Esse era literalmente o discurso do partido de extrema direita Svoboda, até que este decidiu de maneira oportunista unir forças com os oligarcas pró-ocidentais na ocupação da Praça principal de Kiev. Isso indica claramente uma intenção de ganhar legitimidade diante dos capitalistas ocidentais, que normalmente poderiam desconfiar deles por sua retórica racista, xenofóbica, homofóbica e antissemita.

O partido Svoboda, que inicialmente era bastante marginal, tem crescido nos últimos anos sob o domínio do Partido Pró-Russo, Partido das Regiões. Eles alcançaram um êxito notável nas eleições parlamentares do ano passado, conseguindo aproximadamente 10%. Sua base se encontra no oeste da Ucrânia de onde obtém seu financiamento de homens de negócios locais, assim como da diáspora ucraniana. Em suas bases militantes existem bandas neonazistas que são responsáveis por muitos ataques violentos contra ativistas de esquerda, e mesmo de alguns casos de assassinato.

Sua ação de derrubar a estátua de Lenin, ou mesmo sua (da extrema direita) profanação das tumbas dos trabalhadores massacrados da fábrica Arsenal não é surpreendente.  Sua pretensão de representar “a autêntica moral ucraniana” é um insulto aos milhões de ucranianos que morreram ou foram forçados à escravidão durante a invasão da Segunda Guerra Mundial. Infelizmente, o movimento de esquerda não é suficientemente forte para enfrentar-se diretamente com eles, assim seguem sendo um obstáculo importante neste momento.

Que caminho seguir?

As pessoas que protestavam no fim de novembro viam na UE a oportunidade de uma mudança do status quo; uma mudança do domínio que os oligarcas exercem sobre seu país desde a independência. Porém a repressão violenta da polícia tem dado outra dimensão ao movimento. Junto à convocatória de novas eleições e a demissão do Presidente podemos escutar chamamentos a favor de uma greve geral. Os estudantes têm apresentado demandas educacionais. De fato, nas manifestações de estudantes em Bessarabsky Rinok, eles inicialmente rechaçaram a participação de todos os partidos.

Os oligarcas pró-ocidentais podem chegar ao poder sobre as costas deste movimento, porém tem pouquíssimas soluções para a crise.  Estão lutando é para direcionar os oligarcas de Donetsk e ocupar seu lugar para se enriquecerem. Isso pode ser visto claramente quando estiveram no poder depois da “Revolução Laranja” em 2004. Foi o governo realmente menos corrupto? Melhoraram as vidas das massas ucranianas? O fato inabalável é que as realizações sociais alcançadas pelo povo nos países da UE não foram concedidas por nenhuma classe dominante iluminada. Foram conseguidas por anos de luta organizada dos trabalhadores.

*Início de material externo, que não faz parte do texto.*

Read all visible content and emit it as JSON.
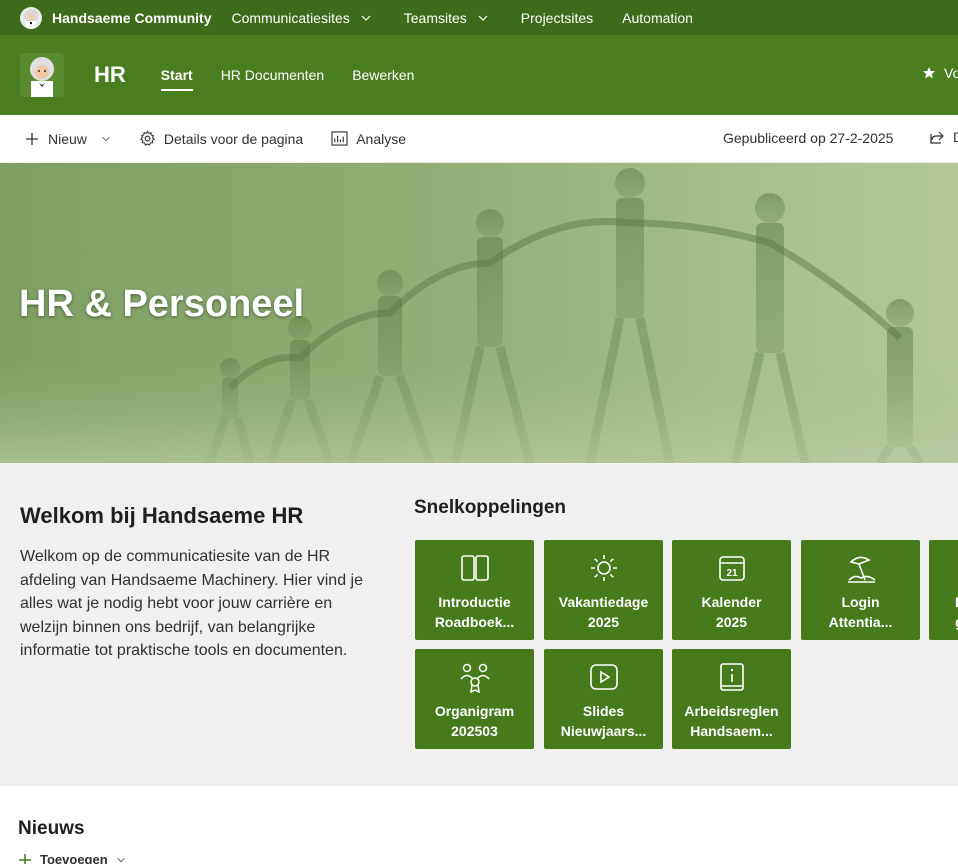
{
  "suitebar": {
    "brand": "Handsaeme Community",
    "nav": [
      {
        "label": "Communicatiesites",
        "has_dropdown": true
      },
      {
        "label": "Teamsites",
        "has_dropdown": true
      },
      {
        "label": "Projectsites",
        "has_dropdown": false
      },
      {
        "label": "Automation",
        "has_dropdown": false
      }
    ]
  },
  "site": {
    "title": "HR",
    "tabs": [
      {
        "label": "Start",
        "active": true
      },
      {
        "label": "HR Documenten",
        "active": false
      },
      {
        "label": "Bewerken",
        "active": false
      }
    ],
    "follow_label": "Vo"
  },
  "commandbar": {
    "new_label": "Nieuw",
    "details_label": "Details voor de pagina",
    "analytics_label": "Analyse",
    "published": "Gepubliceerd op 27-2-2025",
    "share_label": "D"
  },
  "hero": {
    "title": "HR & Personeel"
  },
  "welcome": {
    "title": "Welkom bij Handsaeme HR",
    "text": "Welkom op de communicatiesite van de HR afdeling van Handsaeme Machinery. Hier vind je alles wat je nodig hebt voor jouw carrière en welzijn binnen ons bedrijf, van belangrijke informatie tot praktische tools en documenten."
  },
  "quicklinks": {
    "title": "Snelkoppelingen",
    "tiles": [
      {
        "label": "Introductie\nRoadboek...",
        "icon": "book-open-icon"
      },
      {
        "label": "Vakantiedage\n2025",
        "icon": "sun-icon"
      },
      {
        "label": "Kalender\n2025",
        "icon": "calendar-icon"
      },
      {
        "label": "Login\nAttentia...",
        "icon": "beach-umbrella-icon"
      },
      {
        "label": "I\ngi",
        "icon": "partial-icon"
      },
      {
        "label": "Organigram\n202503",
        "icon": "people-ribbon-icon"
      },
      {
        "label": "Slides\nNieuwjaars...",
        "icon": "video-play-icon"
      },
      {
        "label": "Arbeidsreglen\nHandsaem...",
        "icon": "book-info-icon"
      }
    ],
    "calendar_day": "21"
  },
  "news": {
    "title": "Nieuws",
    "add_label": "Toevoegen"
  },
  "colors": {
    "suitebar": "#3e6b1a",
    "header": "#4a7d1e",
    "tile": "#467a1a"
  }
}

Para a esquerda, é importante distinguir entre as massas que se manifestam contra o governo e os políticos de direita que estão tratando de aproveitar-se do movimento de massas para seus próprios fins. A debilidade dos sindicatos e da esquerda, a claudicação do Partido Comunista diante dos oligarcas de Donetsk, e a influência, tanto do imperialismo russo quanto ocidental, têm complicado enormemente a situação.

Contudo, quando as coisas se colocam em movimento, tendem a mudar: a situação adquire um movimento próprio e a classe dominante é menos eficaz na planificação de suas respostas. As massas buscarão suas conclusões. No final, com o fim de seguir adiante, as massas ucranianas, bem como as massas de outros países, terão que aprender por meio da luta que o que se quer não é a busca de soluções, seja dentro da UE ou com vínculos mais estreitos com a Rússia e Putin, mas sim unir-se aos trabalhadores de toda a Europa na luta contra o capitalismo e por uma Europa Socialista.